Core Viewpoint - The article discusses the ongoing adjustments in the futures market, particularly focusing on the significant declines in various commodity prices, including coking coal, glass, and soda ash, amidst a broader market downturn [1][2]. Group 1: Futures Market Adjustments - Multiple futures contracts, including coking coal, glass, and soda ash, experienced substantial declines, with coking coal dropping over 11% and glass over 8% during the night trading session [1][2]. - By the afternoon of July 28, major futures contracts for coking coal, glass, soda ash, industrial silicon, coke, and lithium carbonate all closed at their daily limit down [2]. Group 2: Spot Market Trends - The spot market is also reflecting a downturn, with prices for steel and coke showing signs of cooling. For instance, the price of Tangshan's ordinary square billet fell by 30 yuan/ton to 3090 yuan/ton, and the average price of 20mm rebar in 31 major cities decreased by 50 yuan/ton to 3421 yuan/ton [2]. - A coal and coke enterprise in Shanxi reported a cautious trading atmosphere in the spot market, with rising instances of auction price declines and increased failure rates [2]. Group 3: Coal Price Dynamics - Despite the rapid fluctuations in the futures market, the overall price increases in the spot market have lagged.

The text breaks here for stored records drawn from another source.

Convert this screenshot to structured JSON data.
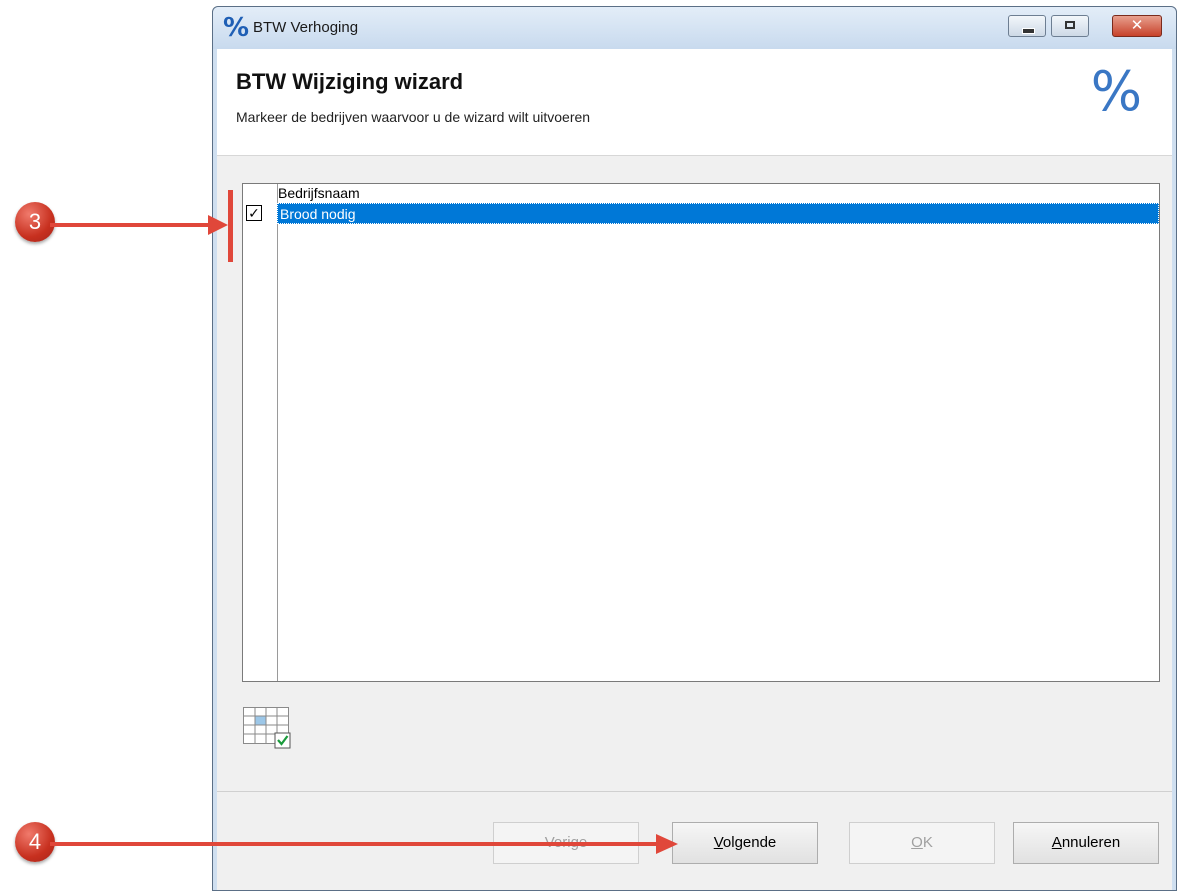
{
  "window": {
    "title": "BTW Verhoging",
    "title_icon": "%"
  },
  "header": {
    "title": "BTW Wijziging wizard",
    "subtitle": "Markeer de bedrijven waarvoor u de wizard wilt uitvoeren",
    "icon": "%"
  },
  "grid": {
    "column_header": "Bedrijfsnaam",
    "rows": [
      {
        "checked": true,
        "check_glyph": "☑",
        "name": "Brood nodig"
      }
    ]
  },
  "footer": {
    "prev_label": "Vorige",
    "next_label_u": "V",
    "next_label_rest": "olgende",
    "ok_label_u": "O",
    "ok_label_rest": "K",
    "cancel_label_u": "A",
    "cancel_label_rest": "nnuleren"
  },
  "annotations": [
    {
      "number": "3"
    },
    {
      "number": "4"
    }
  ],
  "colors": {
    "selection": "#0078d7",
    "annotation_red": "#e0473a",
    "accent_blue": "#3a77c4"
  }
}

National statistics indicate that coal prices rose in mid-July, with coking coal prices reaching 1150 yuan/ton, up 7.0% from the previous period [3]. - The supply-side changes are identified as the most critical variable affecting coal prices in the second half of the year, with expectations of more rational supply releases and reduced safety hazards in coal production [4]. Group 4: External Influences and Future Outlook - External factors, such as the upcoming Federal Reserve meeting and uncertainties in U.S.-China trade negotiations, are expected to amplify market volatility, impacting the overall valuation of commodities [4]. - The industry outlook suggests that if supply pressures ease and demand improves, prices may stabilize and recover. However, persistent tight macroeconomic conditions and new supply-side disruptions could lead to continued downward price pressures [5][6].